A vestige of the aftermath of North Carolina’s infamous 2016 “House Bill 2” (also known as “the Bathroom Bill”) expired on December 1, 2020, paving the way for local North Carolina governments to pass or reinstate anti-discrimination ordinances.
In March 2017, House Bill 142 (also known as “the Compromise Bill”) repealed House Bill 2, which had required individuals to use the public bathroom that corresponded with the sex on their birth certificate. As a compromise, House Bill 142 prevented local governments from enacting or amending an ordinance regulating private employment practices or regulating public accommodation.1 This prohibition expired on December 1, 2020.2 Since then, Carrboro, Chapel Hill, Durham, Greensboro, Hillsborough, and Orange County have passed local anti-discrimination ordinances.
Chapel Hill,3 Hillsborough,4 and Carrboro5 were the first local governments to adopt anti-discrimination ordinances following expiration of the state preemption law. On January 19, 2021, Orange County, Durham, and Greensboro passed similar ordinances.

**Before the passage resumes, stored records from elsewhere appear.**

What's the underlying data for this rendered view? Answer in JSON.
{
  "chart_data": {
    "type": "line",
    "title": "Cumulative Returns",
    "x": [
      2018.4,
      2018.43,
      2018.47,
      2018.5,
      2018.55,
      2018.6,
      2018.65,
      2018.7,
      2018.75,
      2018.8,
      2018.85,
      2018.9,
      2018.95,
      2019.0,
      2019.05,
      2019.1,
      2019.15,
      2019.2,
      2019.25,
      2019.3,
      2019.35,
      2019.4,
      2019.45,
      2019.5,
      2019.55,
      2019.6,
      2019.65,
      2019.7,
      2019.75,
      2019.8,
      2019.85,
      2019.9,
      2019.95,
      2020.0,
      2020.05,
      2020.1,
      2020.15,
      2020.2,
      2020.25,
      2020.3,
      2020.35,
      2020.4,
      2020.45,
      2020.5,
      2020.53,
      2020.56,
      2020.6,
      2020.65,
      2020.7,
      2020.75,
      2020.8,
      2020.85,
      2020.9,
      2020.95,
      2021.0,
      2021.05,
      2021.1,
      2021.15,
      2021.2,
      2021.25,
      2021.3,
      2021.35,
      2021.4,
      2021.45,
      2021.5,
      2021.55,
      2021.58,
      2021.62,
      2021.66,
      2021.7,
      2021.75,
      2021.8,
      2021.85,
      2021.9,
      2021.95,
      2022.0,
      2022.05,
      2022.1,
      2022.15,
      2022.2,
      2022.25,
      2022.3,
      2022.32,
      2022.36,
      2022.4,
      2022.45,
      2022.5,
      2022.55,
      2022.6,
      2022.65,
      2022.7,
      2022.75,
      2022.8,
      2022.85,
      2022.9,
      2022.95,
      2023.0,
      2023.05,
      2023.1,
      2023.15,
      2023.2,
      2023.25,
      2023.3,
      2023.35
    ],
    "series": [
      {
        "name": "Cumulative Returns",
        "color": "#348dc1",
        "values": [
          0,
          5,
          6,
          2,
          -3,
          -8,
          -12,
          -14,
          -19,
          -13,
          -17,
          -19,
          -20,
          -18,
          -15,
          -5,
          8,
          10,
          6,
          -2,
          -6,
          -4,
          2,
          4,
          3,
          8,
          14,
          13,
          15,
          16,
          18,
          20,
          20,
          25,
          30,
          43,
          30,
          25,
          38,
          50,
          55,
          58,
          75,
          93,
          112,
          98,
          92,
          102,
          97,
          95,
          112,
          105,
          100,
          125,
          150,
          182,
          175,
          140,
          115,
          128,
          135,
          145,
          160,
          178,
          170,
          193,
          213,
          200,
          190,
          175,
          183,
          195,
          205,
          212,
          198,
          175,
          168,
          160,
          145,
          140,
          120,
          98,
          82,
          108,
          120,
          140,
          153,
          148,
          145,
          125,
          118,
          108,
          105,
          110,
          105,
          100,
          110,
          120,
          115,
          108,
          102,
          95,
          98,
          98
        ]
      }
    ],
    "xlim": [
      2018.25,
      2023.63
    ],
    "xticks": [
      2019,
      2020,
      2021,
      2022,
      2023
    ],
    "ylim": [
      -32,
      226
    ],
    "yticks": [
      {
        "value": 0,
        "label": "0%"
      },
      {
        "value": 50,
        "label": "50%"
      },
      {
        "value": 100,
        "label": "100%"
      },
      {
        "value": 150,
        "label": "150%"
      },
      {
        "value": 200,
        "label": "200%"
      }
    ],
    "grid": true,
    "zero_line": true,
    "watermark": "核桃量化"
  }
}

Durham’s anti-discrimination ordinance protects individuals from discrimination in employment because of race, color, religion, national origin, sex, disability, familial status, military status, sexual orientation, gender identity and protected hairstyle.6 “Protected hairstyle” is defined as “any hairstyle, hair type, or hair texture historically associated with race, such as, but not limited to, braids, locks, twists, tight coils or curls, cornrows, Bantu knots and afros.” The Durham ordinance also provides a private cause of action for enforcement of the anti-discrimination provision. Specifically, those found in violation of the ordinance may be ordered to correct the discrimination via an injunction. The ordinance takes effect on July 1, 2021.
Orange County’s Non-Discrimination Ordinance provides an expanded definition of protected class, including: age (40 years of age or older), race, ethnicity, color, national origin, religion, creed, sex, sexual orientation, gender, gender identity, gender expression, marital status, familial status, source of income, disability, political affiliation, veteran status and disabled veteran status.7 While Orange County’s ordinance does not explicitly prohibit discriminatory conduct in employment, it provides that Orange County will not enter into a contract with any business that has discriminated against any protected class in the solicitation, selection, hiring or treatment of vendors and suppliers. Further, it prohibits the denial of public accommodations to an individual on the basis of a protected status. The ordinance took effect on January 19, 2021.
The Greensboro ordinance prohibits employers with 15 or more employees from failing to or refusing to hire, discharging, or discriminating against an individual with respect to compensation or other privileges of employment because of the individual’s race, color, religion, sex or national origin.8 The definitions of “race” and “national origin” include hair texture and hairstyles that are commonly associated with race or national origin. The term “sex” includes sexual orientation, gender expression and gender identity. Individuals may file a complaint within 60 days after an alleged violation with the Greensboro Human Rights Department, which will then investigate and potentially work with the parties to mediate and resolve the issue. If mediation is unsuccessful, the individual will then have a private right of action against the employer. The Greensboro ordinance takes effect on July 1, 2021.
As more local governments in North Carolina follow suit with such anti-discrimination provisions, we will report on significant developments.